Tra le motivazioni legate alla riduzione, anche «il rifacimento della pavimentazione della pista di volo» e della via di rullaggio dell’aeroporto. Ma Michael O’Leary, numero uno di Ryanar, contesta che la pista abbia bisogno di lavori: «Abbiamo fatto ogni verifica e tratto una conclusione - ha detto l’altro ieri a Milano -: la pista è solo un pretesto per allontanarci, visto che dopo i cinque mesi di lavori non necessari preventivati non verrebbe ripristinata la situazione anteriore». Secondo le stime della compagnia irlandese il taglio di slot (vale a dire le «finestre» di atterraggio e decollo assegnate agli operatori) le costerebbe 66 voli settimanali su 550, con una perdita di 500mila passeggeri l’anno, 500 posti di lavoro e 125 milioni di euro di spesa da parte dei turisti.

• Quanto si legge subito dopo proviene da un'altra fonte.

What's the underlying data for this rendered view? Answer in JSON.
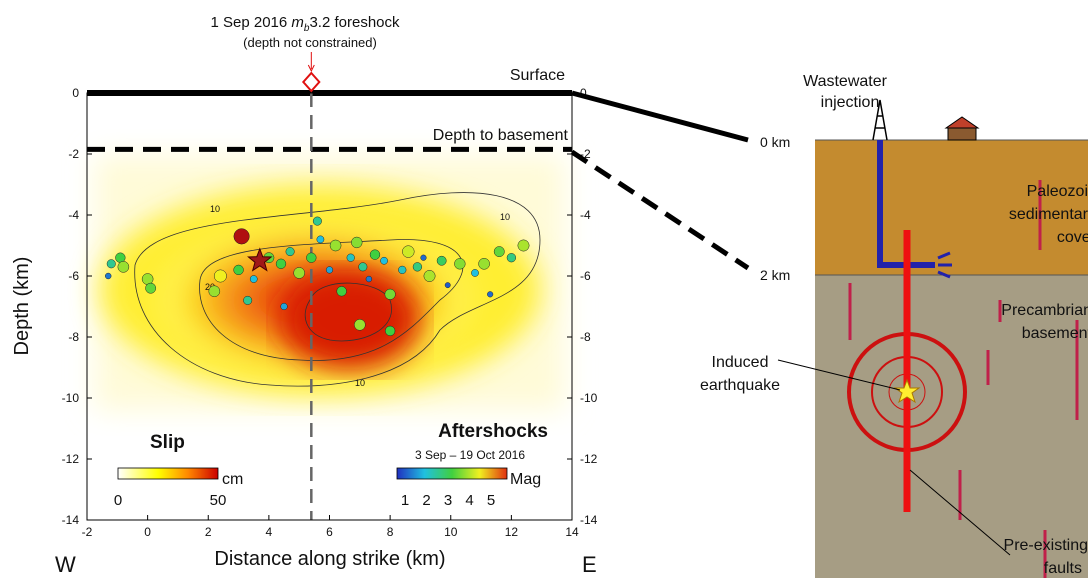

In un comunicato diffuso ieri, dopo la sentenza, Ryanair parla di «limitazioni illegali» alla «disponibilità di tariffe basse nel mercato romano, una mossa che dà ulteriore protezione illegale ad Alitalia e limita la scelta dei consumatori». La compagnia ha annunciato immediato ricorso contro la decisione del Tar.

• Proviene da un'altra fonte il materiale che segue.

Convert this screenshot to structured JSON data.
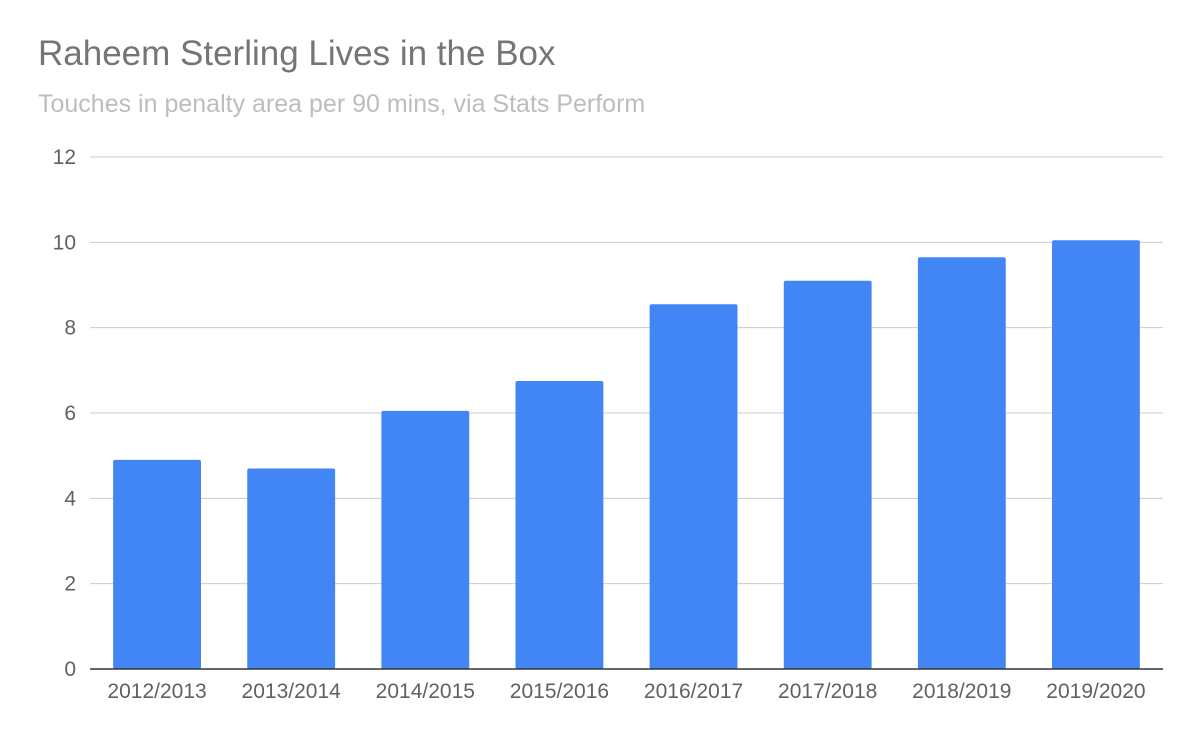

Dal 2005 - accusa Ryanair - il governo italiano cerca di ridurre la disponibilità di tariffe basse a Roma Ciampino. «Reclami falsi sono stati avanzati dall'Enac proposito del rumore all'aeroporto durante le ore notturne, nonostante il fatto che Ryanair operi con gli aeromobili più giovani e silenziosi dell'aeroporto e non effettui nessun volo notturno. Quando è diventato chiaro - continua Ryanair - che questa scusa non poteva stare in piedi, il governo italiano ha inventato un diverso reclamo, ordinando la chiusura dell’aeroporto per 5 mesi per "lavori essenziali sulla pista", che la capacità sarebbe stata ridotta provvisoriamente del 30% e che al termine dei lavori l'aeroporto sarebbe stato chiuso al traffico commerciale!». Ryanair farà appello alla Commissione europea «affinché acceleri la proprie indagini in merito a questa azione apertamente illegale del governo italiano».